In November 2023, the Municipal Court in Bihać handed down convictions to six individuals and the private clinic “Medica” for issuing 2,437 medical certificates to driving school candidates from the Una-Sana Canton without conducting any examinations. They admitted guilt and were found guilty of association for the commission of a crime.
Sead Seferagić, the founder of Medica, received a 10-month prison sentence. Co-founders Mirzada Seferagić and Suada Šehić were each given an 8-month suspended prison sentence, which will only be enforced if they commit another offense within two years.
Employees of this private health institution, Azra Sarić, Alma Dedić (formerly Galić), and Ermina Cerić, were each sentenced to 6 months in prison. However, these sentences will not be enforced unless they re-offend within the next 12 months.
Medica had earnings from issuing fraudulent certificates amounting to 121,580 BAM confiscated, and they will additionally be liable to pay a fine of 50,000 BAM if they commit another offense by the end of 2027.
The Center for Investigative Reporting wrote about Medica’s issuing false medical certificates in 2021.
“Never again will you go to Medica and not be examined there.

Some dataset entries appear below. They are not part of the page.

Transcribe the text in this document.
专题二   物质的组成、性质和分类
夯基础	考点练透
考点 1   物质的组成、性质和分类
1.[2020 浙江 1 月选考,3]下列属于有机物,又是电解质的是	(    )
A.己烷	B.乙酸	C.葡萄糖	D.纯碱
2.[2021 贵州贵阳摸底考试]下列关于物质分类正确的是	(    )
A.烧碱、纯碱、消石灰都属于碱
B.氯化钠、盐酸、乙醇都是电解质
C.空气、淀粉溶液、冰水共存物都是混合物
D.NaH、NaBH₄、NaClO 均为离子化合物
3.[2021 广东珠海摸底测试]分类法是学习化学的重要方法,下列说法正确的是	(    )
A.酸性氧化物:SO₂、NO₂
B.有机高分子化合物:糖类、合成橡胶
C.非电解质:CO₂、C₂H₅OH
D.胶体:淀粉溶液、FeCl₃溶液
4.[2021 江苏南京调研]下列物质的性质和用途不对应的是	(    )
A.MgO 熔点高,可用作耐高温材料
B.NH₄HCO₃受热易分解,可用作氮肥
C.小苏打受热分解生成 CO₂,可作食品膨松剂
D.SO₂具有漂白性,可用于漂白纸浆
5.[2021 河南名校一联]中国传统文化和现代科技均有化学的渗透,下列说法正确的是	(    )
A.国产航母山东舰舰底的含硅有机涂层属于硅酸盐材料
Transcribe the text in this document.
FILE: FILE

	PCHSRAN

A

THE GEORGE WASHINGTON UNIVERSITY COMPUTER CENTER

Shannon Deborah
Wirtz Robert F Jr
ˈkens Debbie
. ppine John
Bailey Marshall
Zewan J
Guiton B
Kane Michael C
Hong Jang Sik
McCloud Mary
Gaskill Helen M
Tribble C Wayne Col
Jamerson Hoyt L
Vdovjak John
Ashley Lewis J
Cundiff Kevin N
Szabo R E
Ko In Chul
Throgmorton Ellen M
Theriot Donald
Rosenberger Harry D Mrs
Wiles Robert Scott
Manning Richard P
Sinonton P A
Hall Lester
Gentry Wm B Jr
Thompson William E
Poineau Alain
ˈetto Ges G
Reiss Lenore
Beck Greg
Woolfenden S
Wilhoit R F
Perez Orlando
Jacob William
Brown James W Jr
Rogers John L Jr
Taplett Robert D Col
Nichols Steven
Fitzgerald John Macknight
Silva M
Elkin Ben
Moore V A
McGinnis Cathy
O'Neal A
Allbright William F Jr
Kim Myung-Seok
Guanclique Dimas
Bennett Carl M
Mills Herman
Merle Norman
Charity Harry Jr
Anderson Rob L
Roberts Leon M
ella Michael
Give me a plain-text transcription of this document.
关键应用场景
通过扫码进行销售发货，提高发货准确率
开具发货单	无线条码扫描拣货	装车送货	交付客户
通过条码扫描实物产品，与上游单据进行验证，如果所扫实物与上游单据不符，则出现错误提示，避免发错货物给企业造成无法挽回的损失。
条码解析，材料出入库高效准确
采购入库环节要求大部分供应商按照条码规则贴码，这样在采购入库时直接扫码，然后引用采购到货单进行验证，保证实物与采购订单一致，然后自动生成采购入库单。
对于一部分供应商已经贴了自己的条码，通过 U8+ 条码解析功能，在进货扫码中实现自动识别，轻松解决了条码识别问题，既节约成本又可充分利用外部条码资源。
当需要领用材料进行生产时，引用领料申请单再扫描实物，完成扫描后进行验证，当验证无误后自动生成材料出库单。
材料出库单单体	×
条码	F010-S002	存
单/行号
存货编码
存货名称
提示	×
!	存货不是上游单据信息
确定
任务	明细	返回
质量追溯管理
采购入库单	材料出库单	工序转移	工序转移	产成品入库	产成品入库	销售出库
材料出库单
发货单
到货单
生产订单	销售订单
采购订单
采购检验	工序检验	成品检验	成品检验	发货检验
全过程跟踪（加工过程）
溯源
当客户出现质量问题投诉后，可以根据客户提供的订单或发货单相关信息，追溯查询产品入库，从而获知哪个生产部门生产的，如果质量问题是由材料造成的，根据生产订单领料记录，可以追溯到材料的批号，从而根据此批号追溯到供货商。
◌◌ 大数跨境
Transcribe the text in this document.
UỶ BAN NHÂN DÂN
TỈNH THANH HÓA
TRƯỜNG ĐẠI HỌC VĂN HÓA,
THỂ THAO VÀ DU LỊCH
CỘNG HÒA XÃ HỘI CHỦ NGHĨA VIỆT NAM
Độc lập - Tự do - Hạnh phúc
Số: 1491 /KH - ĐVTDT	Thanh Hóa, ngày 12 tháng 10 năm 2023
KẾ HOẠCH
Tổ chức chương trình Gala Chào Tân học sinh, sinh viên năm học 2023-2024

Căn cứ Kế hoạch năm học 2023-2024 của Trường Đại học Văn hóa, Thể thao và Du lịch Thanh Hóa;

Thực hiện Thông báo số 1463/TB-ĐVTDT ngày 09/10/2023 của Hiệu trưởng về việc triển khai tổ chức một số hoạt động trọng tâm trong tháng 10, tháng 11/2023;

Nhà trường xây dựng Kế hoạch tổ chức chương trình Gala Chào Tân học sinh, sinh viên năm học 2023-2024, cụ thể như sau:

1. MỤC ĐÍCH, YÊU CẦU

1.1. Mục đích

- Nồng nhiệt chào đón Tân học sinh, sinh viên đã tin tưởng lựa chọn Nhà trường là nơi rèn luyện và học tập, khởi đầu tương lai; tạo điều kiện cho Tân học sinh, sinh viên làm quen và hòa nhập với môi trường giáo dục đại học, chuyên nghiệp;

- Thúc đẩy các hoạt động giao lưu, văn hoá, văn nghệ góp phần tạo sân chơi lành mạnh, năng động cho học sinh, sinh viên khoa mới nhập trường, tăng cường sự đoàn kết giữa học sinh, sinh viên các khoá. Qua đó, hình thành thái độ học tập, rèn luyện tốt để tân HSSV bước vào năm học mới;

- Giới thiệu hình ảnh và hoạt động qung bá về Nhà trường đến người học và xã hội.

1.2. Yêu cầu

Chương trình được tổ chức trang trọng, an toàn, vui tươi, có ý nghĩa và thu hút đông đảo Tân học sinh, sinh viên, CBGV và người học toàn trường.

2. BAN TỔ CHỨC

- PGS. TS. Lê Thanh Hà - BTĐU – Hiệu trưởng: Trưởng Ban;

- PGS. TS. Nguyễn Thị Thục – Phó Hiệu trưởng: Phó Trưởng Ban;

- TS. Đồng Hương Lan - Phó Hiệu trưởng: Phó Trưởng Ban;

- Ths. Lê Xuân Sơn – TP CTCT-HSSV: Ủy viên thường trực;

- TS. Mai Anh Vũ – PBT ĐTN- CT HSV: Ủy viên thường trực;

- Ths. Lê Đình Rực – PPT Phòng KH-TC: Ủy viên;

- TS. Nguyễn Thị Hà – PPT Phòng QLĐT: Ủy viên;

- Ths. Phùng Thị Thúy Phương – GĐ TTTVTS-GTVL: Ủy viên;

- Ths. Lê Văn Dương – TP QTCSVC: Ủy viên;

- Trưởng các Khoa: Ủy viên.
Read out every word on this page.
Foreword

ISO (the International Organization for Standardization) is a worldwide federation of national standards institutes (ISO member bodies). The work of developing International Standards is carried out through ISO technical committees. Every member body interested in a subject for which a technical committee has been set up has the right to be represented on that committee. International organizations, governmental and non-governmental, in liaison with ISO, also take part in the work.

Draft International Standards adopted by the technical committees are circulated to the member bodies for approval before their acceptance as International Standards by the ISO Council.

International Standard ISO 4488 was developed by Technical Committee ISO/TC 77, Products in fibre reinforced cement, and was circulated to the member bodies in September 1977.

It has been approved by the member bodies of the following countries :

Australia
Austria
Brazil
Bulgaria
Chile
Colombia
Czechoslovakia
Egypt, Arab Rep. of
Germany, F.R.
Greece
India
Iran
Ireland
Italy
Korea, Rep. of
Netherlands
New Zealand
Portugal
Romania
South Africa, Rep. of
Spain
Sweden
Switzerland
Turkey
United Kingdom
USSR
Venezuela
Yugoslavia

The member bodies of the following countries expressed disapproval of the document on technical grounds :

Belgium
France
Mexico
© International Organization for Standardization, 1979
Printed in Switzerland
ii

Your story culminated in a convicting verdict,” said Adnan Tulić, deputy chief prosecutor of the USK.
Among the 54 accused, along with the owners and staff of Medica, were doctors Enver Budimlić, Andrej Ižaković, Evresa Okanović, and Muhidin Šertović, who served on the commission responsible for issuing certificates. The indictment also implicated occupational medicine specialist and the then-director of Medica, Vjekoslava Pehadžić, along with 43 driving instructors.
As per the indictment, driving instructors and representatives from 34 driving schools would bring the ID cards and 50 BAM for each candidate to Medica. The employees of this healthcare institution would then enter the names of the candidates on pre-signed and pre-sealed blank certificates. The prosecution determined that the members of the medical commission, including Ižaković, Pehadžić, Budimlić, and Okanović, were not even in Bosnia and Herzegovina during the purported medical examinations of 427 candidates and the issuance of their medical certificates.
Doctor Andrej Ižaković was the first to admit guilt through a plea agreement, and the Municipal Court in Bihać sentenced him in December 2021 to a one-year prison term, which remained unexecuted as he refrained from re-offending within the next two years. He was found guilty of association for the commission of a crime and issuing and using false medical or veterinary certificates. Additionally, he received a two-year prohibition from participating in commissions of private healthcare institutions in the Federation of Bosnia and Herzegovina.
Following plea agreements, the majority of accused driving instructors were subsequently handed suspended sentences. As outlined by prosecutor Tulić, other accused doctors have been consolidated into a separate case, awaiting the commencement of the trial.